I’ve been picky about movies for a while. My resistance to watching even mediocre movies has made movie nights unnecessarily complicated.

Marvel movies have been especially contentious. From Age of Ultron until Endgame, I refused to watch a single Marvel movie. No one’s recommendation could convince me, though not due to a lack of trying from my friends.

I softened my tone a few years ago when Avengers: Endgame came out. A rabbit hole into the spoilers convinced me to watch. It didn’t matter that I had missed four years and a dozen movies—almost every character who survived Thanos’s snap was familiar to me.

I hadn’t always been anti-Marvel. For the first half-decade of the MCU, I couldn’t wait for the next film to come out. I hawked Wikipedia for the synopsis of the newest movies right after their release date. I’d look up all the Easter eggs after the movie to see any I’d missed.

When Age of Ultron came out in 2015, I was just as excited. I was also in the Philippines. For whatever reason, some blockbusters come out abroad before they release in the United States. Age of Ultron was one of those movies. I got to watch it over a week before most Americans. I was exuberant.

This also meant that there was not a built-out synopsis page. On the day of the release, I remember sitting in English class, refreshing Wikipedia, hoping to find out which character the rumored death befell, but it never updated.

To my disappointment, the death that had been hinted at for weeks (months?) was a character who had hardly had enough screen time to make his death meaningful. I felt cheated. It also began my long (one-sided) beef with Marvel. How could these extravagant fight scenes carry any tension if you knew all the main good guys were going to survive? 

No movie that followed could convince me. It didn’t matter if half the cast was snapped away by Thanos—they’re all going to come back anyway.

Those deaths finally happened in Endgame. It was inevitable. Watching Endgame didn’t reignite the excitement I once had for the MCU. I felt remnant sparks before going to the theater. I enjoyed the movie. They didn’t do enough for me to leave the theater with a resolve to watch the movies I had missed.

Endgame cooled my resistance to the MCU, but nothing more. Until Shang-Chi’s release, I still hadn’t seen another Marvel movie. 

I didn’t enjoy Shang-Chi.

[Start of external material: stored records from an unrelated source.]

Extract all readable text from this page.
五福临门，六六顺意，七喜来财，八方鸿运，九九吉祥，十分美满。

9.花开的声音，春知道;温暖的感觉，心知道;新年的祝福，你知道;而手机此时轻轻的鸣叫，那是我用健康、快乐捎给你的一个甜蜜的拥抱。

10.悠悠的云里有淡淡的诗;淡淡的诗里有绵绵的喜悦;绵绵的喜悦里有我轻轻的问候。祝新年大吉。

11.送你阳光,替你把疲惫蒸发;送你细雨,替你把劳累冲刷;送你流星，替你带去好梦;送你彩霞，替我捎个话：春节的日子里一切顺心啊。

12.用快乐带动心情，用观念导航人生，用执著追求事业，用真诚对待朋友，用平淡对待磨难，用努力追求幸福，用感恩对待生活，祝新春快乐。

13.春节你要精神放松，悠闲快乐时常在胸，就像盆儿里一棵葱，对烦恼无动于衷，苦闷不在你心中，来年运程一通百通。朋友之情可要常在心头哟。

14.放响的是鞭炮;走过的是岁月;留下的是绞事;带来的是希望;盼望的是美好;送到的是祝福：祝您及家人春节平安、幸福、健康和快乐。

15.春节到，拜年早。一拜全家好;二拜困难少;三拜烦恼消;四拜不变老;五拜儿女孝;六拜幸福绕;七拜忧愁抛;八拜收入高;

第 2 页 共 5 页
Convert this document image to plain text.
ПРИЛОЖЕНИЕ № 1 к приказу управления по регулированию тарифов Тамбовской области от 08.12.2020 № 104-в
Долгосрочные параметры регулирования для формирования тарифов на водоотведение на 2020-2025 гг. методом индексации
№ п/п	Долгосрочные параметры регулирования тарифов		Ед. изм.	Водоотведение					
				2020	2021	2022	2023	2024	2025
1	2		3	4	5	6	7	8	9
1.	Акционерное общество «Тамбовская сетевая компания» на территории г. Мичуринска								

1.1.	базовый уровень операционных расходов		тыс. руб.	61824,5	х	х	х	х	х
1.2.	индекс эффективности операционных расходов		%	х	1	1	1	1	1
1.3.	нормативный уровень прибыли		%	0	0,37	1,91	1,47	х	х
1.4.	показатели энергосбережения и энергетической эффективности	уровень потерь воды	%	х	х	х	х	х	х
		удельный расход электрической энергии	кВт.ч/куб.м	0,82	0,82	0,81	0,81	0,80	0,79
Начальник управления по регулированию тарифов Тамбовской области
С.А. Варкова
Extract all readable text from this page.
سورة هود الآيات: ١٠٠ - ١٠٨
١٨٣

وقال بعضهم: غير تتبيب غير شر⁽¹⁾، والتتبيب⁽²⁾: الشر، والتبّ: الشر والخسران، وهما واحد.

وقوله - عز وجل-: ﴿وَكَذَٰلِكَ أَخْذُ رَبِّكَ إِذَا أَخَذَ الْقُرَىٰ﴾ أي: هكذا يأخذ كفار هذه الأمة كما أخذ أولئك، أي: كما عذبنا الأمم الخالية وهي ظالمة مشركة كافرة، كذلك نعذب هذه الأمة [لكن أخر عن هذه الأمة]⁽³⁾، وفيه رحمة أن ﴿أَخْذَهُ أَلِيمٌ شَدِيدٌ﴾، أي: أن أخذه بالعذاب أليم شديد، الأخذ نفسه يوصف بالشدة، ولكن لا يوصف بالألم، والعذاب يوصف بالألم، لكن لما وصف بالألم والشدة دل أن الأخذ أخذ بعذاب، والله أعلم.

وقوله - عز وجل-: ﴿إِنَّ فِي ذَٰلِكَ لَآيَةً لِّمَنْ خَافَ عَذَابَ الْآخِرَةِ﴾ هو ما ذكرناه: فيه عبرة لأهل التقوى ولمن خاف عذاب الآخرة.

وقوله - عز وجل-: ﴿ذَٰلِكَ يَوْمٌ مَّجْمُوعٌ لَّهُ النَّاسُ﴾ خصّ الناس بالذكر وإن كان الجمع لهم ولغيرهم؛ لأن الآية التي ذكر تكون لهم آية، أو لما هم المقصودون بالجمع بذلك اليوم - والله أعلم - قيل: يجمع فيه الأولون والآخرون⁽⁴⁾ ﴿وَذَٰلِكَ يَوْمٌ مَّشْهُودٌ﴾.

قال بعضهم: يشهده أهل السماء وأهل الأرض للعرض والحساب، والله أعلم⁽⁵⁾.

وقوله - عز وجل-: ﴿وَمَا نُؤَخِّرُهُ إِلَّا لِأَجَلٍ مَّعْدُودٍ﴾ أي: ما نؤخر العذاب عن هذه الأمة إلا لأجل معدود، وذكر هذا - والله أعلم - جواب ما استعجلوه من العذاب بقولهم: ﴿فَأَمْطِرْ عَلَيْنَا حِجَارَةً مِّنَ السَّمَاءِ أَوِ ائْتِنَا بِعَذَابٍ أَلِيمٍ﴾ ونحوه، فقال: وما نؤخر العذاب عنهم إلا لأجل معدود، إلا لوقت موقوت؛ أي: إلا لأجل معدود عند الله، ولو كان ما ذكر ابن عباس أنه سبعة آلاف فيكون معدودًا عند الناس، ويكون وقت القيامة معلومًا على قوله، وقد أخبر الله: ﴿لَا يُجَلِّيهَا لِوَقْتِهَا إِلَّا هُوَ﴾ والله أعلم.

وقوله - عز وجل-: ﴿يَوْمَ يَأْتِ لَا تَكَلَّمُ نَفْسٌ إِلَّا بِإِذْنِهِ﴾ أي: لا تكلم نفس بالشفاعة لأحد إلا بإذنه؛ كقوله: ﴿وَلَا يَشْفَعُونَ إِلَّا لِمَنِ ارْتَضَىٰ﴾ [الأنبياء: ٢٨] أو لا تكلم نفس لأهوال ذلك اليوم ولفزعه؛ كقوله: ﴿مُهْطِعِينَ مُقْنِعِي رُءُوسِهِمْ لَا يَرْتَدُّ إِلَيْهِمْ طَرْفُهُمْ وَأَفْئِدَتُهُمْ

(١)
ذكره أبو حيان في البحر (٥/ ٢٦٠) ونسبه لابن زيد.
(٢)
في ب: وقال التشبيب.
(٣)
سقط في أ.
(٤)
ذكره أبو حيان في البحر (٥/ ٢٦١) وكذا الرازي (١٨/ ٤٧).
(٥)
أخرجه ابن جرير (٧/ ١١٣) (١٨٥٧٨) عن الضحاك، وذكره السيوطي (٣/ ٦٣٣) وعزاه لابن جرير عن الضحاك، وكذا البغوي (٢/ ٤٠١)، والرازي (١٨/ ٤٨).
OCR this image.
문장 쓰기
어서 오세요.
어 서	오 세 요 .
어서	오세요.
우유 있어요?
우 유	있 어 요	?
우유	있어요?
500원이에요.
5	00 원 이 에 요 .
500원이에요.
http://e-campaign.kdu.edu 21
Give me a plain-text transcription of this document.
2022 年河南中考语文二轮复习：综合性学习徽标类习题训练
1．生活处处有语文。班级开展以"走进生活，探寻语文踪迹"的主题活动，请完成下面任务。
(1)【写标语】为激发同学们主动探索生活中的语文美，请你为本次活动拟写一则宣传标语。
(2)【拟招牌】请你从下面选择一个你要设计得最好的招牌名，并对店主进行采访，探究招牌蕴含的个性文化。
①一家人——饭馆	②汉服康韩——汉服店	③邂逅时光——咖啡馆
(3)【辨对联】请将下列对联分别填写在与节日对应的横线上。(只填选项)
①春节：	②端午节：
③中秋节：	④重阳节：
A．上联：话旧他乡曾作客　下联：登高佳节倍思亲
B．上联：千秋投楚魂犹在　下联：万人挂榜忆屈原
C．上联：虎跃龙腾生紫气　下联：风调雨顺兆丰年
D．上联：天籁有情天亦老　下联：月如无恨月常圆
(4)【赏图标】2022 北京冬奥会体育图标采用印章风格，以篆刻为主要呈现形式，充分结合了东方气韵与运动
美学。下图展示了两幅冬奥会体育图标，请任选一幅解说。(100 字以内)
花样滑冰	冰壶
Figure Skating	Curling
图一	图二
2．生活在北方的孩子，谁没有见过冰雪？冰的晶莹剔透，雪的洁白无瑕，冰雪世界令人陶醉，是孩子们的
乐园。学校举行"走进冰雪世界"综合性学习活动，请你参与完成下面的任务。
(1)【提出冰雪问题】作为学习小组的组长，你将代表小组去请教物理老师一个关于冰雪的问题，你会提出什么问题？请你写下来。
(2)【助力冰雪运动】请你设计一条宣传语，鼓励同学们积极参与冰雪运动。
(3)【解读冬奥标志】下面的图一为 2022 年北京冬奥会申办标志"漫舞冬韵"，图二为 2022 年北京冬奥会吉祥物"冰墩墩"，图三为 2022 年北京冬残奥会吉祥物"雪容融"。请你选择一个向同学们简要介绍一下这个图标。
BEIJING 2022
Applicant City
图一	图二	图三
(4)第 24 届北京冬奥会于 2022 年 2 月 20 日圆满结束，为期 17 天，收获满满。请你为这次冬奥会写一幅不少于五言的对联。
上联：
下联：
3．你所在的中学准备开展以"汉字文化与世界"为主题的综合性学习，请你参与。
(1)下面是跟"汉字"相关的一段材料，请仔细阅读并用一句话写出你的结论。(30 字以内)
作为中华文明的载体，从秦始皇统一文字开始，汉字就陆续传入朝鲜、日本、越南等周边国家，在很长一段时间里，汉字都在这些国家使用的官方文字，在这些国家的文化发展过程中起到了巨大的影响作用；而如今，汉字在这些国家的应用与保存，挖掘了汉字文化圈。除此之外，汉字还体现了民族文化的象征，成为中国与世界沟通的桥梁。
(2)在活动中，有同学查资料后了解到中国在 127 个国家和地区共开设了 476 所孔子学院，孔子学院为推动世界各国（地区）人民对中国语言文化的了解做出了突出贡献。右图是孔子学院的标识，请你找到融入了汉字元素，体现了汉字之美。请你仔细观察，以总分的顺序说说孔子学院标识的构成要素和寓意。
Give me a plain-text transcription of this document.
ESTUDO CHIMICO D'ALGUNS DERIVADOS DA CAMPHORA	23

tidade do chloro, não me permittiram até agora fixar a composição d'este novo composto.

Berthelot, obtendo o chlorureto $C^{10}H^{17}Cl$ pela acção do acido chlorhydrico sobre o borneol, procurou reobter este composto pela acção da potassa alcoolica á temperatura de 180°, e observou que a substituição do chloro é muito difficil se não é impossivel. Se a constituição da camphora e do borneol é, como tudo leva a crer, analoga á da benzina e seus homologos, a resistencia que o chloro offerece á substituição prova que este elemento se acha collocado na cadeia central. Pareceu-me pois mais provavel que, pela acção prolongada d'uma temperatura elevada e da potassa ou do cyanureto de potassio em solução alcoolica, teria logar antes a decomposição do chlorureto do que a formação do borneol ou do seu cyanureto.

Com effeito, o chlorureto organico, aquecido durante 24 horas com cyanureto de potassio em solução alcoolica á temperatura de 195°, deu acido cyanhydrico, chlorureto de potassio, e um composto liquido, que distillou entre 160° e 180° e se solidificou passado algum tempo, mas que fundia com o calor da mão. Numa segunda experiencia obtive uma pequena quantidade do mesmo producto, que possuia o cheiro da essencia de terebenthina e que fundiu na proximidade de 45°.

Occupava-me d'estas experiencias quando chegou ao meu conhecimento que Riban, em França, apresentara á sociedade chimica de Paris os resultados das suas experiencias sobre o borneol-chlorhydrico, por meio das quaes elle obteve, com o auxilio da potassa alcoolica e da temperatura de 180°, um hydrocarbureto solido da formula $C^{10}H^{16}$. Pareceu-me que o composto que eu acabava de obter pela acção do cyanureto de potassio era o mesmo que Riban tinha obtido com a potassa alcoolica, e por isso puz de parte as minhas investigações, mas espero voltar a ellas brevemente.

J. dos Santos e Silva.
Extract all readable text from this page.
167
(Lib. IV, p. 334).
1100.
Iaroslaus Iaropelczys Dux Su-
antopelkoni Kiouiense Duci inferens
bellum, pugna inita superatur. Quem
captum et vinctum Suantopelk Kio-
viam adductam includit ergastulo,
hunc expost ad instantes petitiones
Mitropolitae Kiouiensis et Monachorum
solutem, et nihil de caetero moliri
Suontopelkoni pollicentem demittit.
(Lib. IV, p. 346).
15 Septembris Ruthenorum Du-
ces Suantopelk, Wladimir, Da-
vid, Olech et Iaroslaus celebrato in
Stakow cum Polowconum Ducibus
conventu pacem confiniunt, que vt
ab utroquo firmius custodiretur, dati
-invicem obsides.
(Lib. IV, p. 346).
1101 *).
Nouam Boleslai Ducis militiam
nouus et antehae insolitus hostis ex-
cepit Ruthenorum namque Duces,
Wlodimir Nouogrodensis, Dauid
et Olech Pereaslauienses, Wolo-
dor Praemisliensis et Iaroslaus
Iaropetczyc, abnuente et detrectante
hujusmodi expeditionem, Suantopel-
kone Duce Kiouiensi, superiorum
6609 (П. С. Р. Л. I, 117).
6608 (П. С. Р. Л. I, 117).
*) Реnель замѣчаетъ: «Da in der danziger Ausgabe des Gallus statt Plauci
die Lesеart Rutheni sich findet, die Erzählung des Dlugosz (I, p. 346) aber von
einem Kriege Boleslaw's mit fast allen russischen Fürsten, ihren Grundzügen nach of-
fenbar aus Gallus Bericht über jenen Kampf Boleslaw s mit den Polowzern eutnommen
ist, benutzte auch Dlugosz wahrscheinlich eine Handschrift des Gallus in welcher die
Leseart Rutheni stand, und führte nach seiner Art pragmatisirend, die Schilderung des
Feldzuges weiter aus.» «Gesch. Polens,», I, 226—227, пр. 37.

Aside from a few moments, I was mostly bored. My longstanding gripe of too many people in the final battle scene was not subverted. 

Still, I loved the experience. The social aspect of movie watching is something I often overlook. In the past, when I was asked to go to a movie, I judged the movie’s merit. Whether it was critical opinion or my own genre preferences, I looked too much at the film itself. 

While Endgame softened my aversion to the franchise, Shang-Chi helped me look past it. Socializing is hard to happen upon than it was during university. Getting boba beforehand and sharing our varying opinions after the movie was exciting.

I’m trying to cherish the moments I get to hang out with others, even if it means watching the next Marvel film.

 

Photo by Gage Skidmore (CC BY-SA 2.0)

1 Comment

  1. Alex Johnson

    I relate a little too much to this: was very into Marvel (although, not to a Wikipedia-refreshing extent) until maybe Infinity War and now I just can’t really bring myself to care. You’re right, though—they are the perfect hangout movie: popular, digestible, and accessible (mostly) to people who don’t bother to hang out on Marvel subreddits.